The Paris exchange's $1.4 trillion capitalisation is already the second-largest in Europe, due to heavyweights like France Telecom and conglomerate Vivendi.

Paris is expected to extend its blue-chip portfolio with the addition of top Belgian and Dutch picks.

"For the small European exchanges, specialisation may be not only the name of the game but of survival," a banker at a Paris brokerage firm said.

Mergers have drained Brussels' capitalisation, now down to about $180 billion (€185 billion) concentrated in a handful of major companies, including financial group Dexia, which also trades in Paris.

Amsterdam's capitalisation of about $680 billion (€704 billion) is also mostly held among a few big issues, such as Dutch financial group ING, which is bidding for French bank CCF.

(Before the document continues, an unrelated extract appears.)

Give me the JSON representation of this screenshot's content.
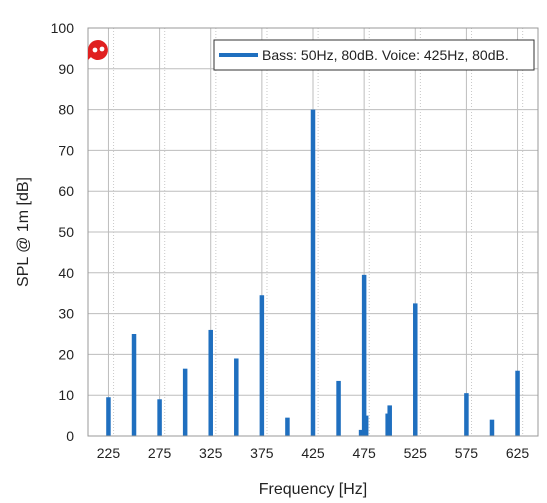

Belgium is expected to become the hub for small and mediumcap companies, a market that could become very attractive to growing numbers of small investors using on-line brokers, traders said.

Le Journal du Dimanche also said Euronext, which will be incorporated under favourable Dutch laws, would handle futures and derivatives trading.

Paris may also launch a market for spot electricity trading late this year that would be based around the French and Benelux power markets.

Euronext still needs approval by the European Commission that clears mergers and aims to block anti-competitive practices.

The Commission is already looking into a planned eightbourse European alliance that includes Euronext's members but the future of the pan-European bourse seems shaky, given uncertainty over the London and Frankfurt exchanges' strategies.

Both the London Stock Exchange and the Deutsche Boerse have announced they will go public to finance unspecified expansion plans. Euronext's birth may just have upped the ante for other bourses to compete for capital against fee-slashing on-line brokers and electronic exchanges.